Landesliga: Laufarbeit bei BV Lippspringe
Spvg. erwartet ein ganz weites Feld

Steinhagen (hn). Wer beim Landesligakonkurrenten BV Lippspringe gewinnen will, der sollte seine konditionellen Hausaufgaben gemacht haben. »Wir werden sehr viel laufen müssen«, orakelt Trainer Daniel Keller vor dem Auswärtsspiel seiner Spvg. Steinhagen beim aktuellen Tabellenzwölften.

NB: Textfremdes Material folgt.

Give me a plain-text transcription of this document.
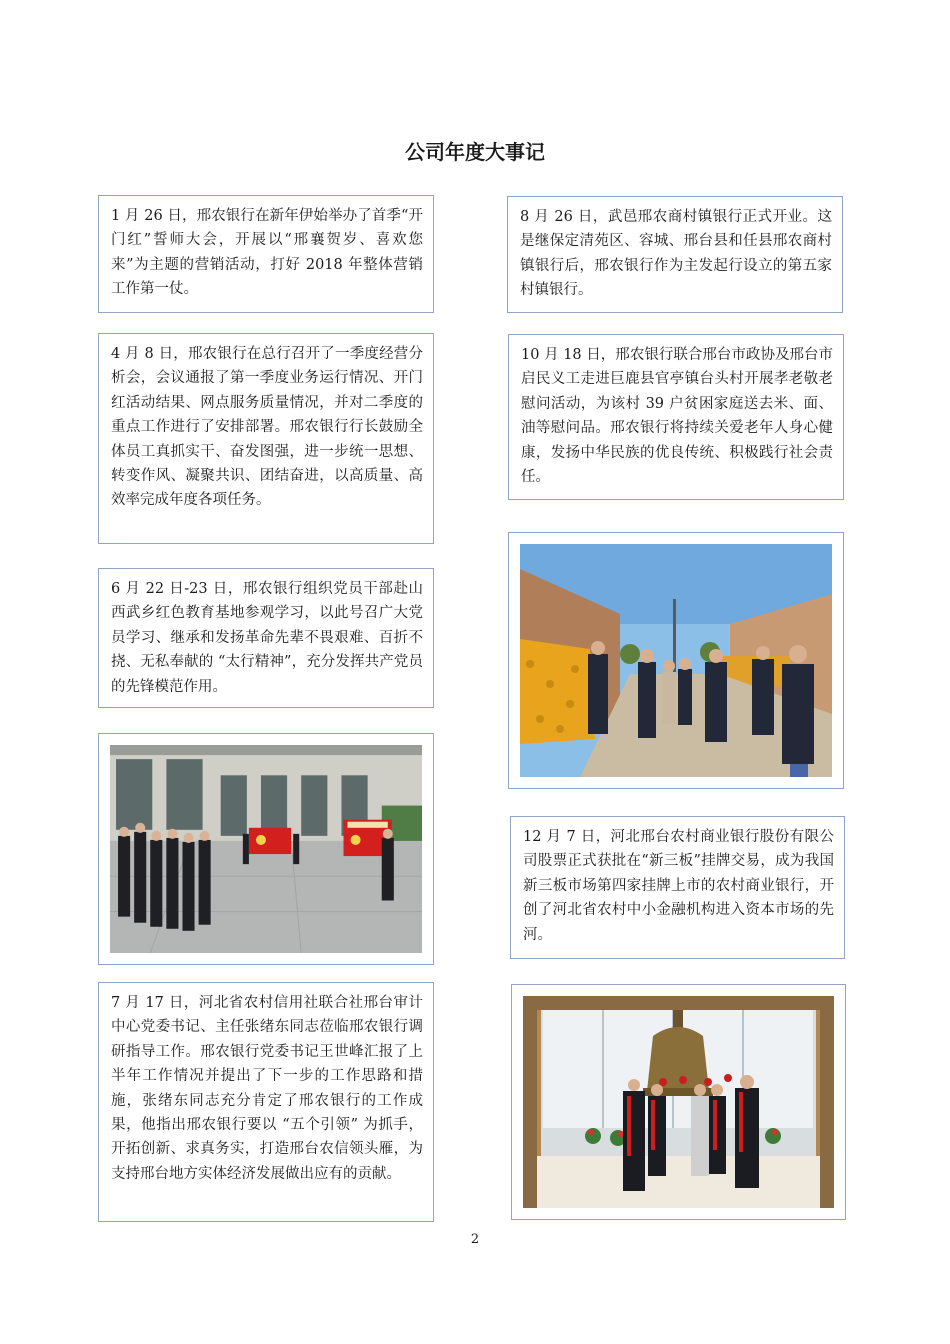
公司年度大事记
1 月 26 日，邢农银行在新年伊始举办了首季“开门红”誓师大会，开展以“邢襄贺岁、喜欢您来”为主题的营销活动，打好 2018 年整体营销工作第一仗。
4 月 8 日，邢农银行在总行召开了一季度经营分析会，会议通报了第一季度业务运行情况、开门红活动结果、网点服务质量情况，并对二季度的重点工作进行了安排部署。邢农银行行长鼓励全体员工真抓实干、奋发图强，进一步统一思想、转变作风、凝聚共识、团结奋进，以高质量、高效率完成年度各项任务。
6 月 22 日-23 日，邢农银行组织党员干部赴山西武乡红色教育基地参观学习，以此号召广大党员学习、继承和发扬革命先辈不畏艰难、百折不挠、无私奉献的 “太行精神”，充分发挥共产党员的先锋模范作用。
7 月 17 日，河北省农村信用社联合社邢台审计中心党委书记、主任张绪东同志莅临邢农银行调研指导工作。邢农银行党委书记王世峰汇报了上半年工作情况并提出了下一步的工作思路和措施，张绪东同志充分肯定了邢农银行的工作成果，他指出邢农银行要以 “五个引领” 为抓手，开拓创新、求真务实，打造邢台农信领头雁，为支持邢台地方实体经济发展做出应有的贡献。
8 月 26 日，武邑邢农商村镇银行正式开业。这是继保定清苑区、容城、邢台县和任县邢农商村镇银行后，邢农银行作为主发起行设立的第五家村镇银行。
10 月 18 日，邢农银行联合邢台市政协及邢台市启民义工走进巨鹿县官亭镇台头村开展孝老敬老慰问活动，为该村 39 户贫困家庭送去米、面、油等慰问品。邢农银行将持续关爱老年人身心健康，发扬中华民族的优良传统、积极践行社会责任。
12 月 7 日，河北邢台农村商业银行股份有限公司股票正式获批在“新三板”挂牌交易，成为我国新三板市场第四家挂牌上市的农村商业银行，开创了河北省农村中小金融机构进入资本市场的先河。
2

Samstag, 15.10.2016, 10:48 Uhr aktualisiert: 15.10.2016, 10:51 Uhr
Von Mittelfeldrenner Jochen Pape sind am Sonntag neben Schuss- vor allem Laufqualitäten gefordert. Foto: Burkhard Hoeltzenbein
Von Mittelfeldrenner Jochen Pape sind am Sonntag neben Schuss- vor allem Laufqualitäten gefordert. Foto: Burkhard Hoeltzenbein

»Die haben einen total großen Sportplatz«, erklärt Keller, warum die Laufarbeit auf dem großzügig angelegten Spielfeld direkt hinter der Westfalen-Therme so besonders wichtig ist. Zumal das ambitionierte Team der Gastgeber, die als Aufsteiger im vergangenen Jahr mit Tabellenplatz sieben nicht zufrieden waren, diese Verhältnisse selbst effektiv nutzt. »Die sind laufstark, spielen intensiv und aggressiv«, erklärt Keller die Spielweise, auf die sich seine Mannschaft einstellen muss. Eben weil das Spielfeld so groß ist, müssen die Steinhagener in der Defensive die Abstände im Abwehrverband etwas anpassen, um nicht Gefahr zu laufen, diagonal überspielt und überrascht zu werden.

Was wiederum sehr hohe Aufmerksamkeit im Zentrum und die Bereitschaft, die Wege zuzulaufen erfordert. Zumal die Bäderstädter in Manuel Trost einen exzellenten Stürmer in ihren Reihen haben. Dazu kommt mit Sven Rönnike dahinter ein Mittelfeldstratege mit gutem Auge, der den tödlichen Pass spielen kann.

Andersherum will Keller offensiv die Freiräume noch besser als beim 1:1 gegen Theesen nutzen. »Wenn wir verlagern und Wechselbälle spielen, bekommen wir auch Lippspringe ans Laufen«, nennt er eine Gegenmaßnahme.

Erstmals in dieser Saison haben die Steinhagener ernstere Personalsorgen. Benedikt Schoebel hat aus dem Derby gegen Peckeloh eine Schulterverletzung davongetragen. Im selben Spiel verletzte sich Thomas Winder an den Bändern, was den Abwehrspieler noch einige Wochen vom Kicken abhalten wird. Auch René Schäfer konnte unter der Woche nicht trainieren. Dazu müssen Mesut Sahin und Daniel Schröder beruflich bedingt ihr Trainingspensum reduzieren. Am Sonntag fehlt zudem Hakan Erdem, der aus persönlichen Gründen in die Türkei gereist ist. »Wir haben bisher Glück gehabt. Jetzt ist der Kader eben mal gefordert. Das ist eine spannende Situation, aber ich habe volles Vertrauen in die Leute«, sagt Daniel Keller.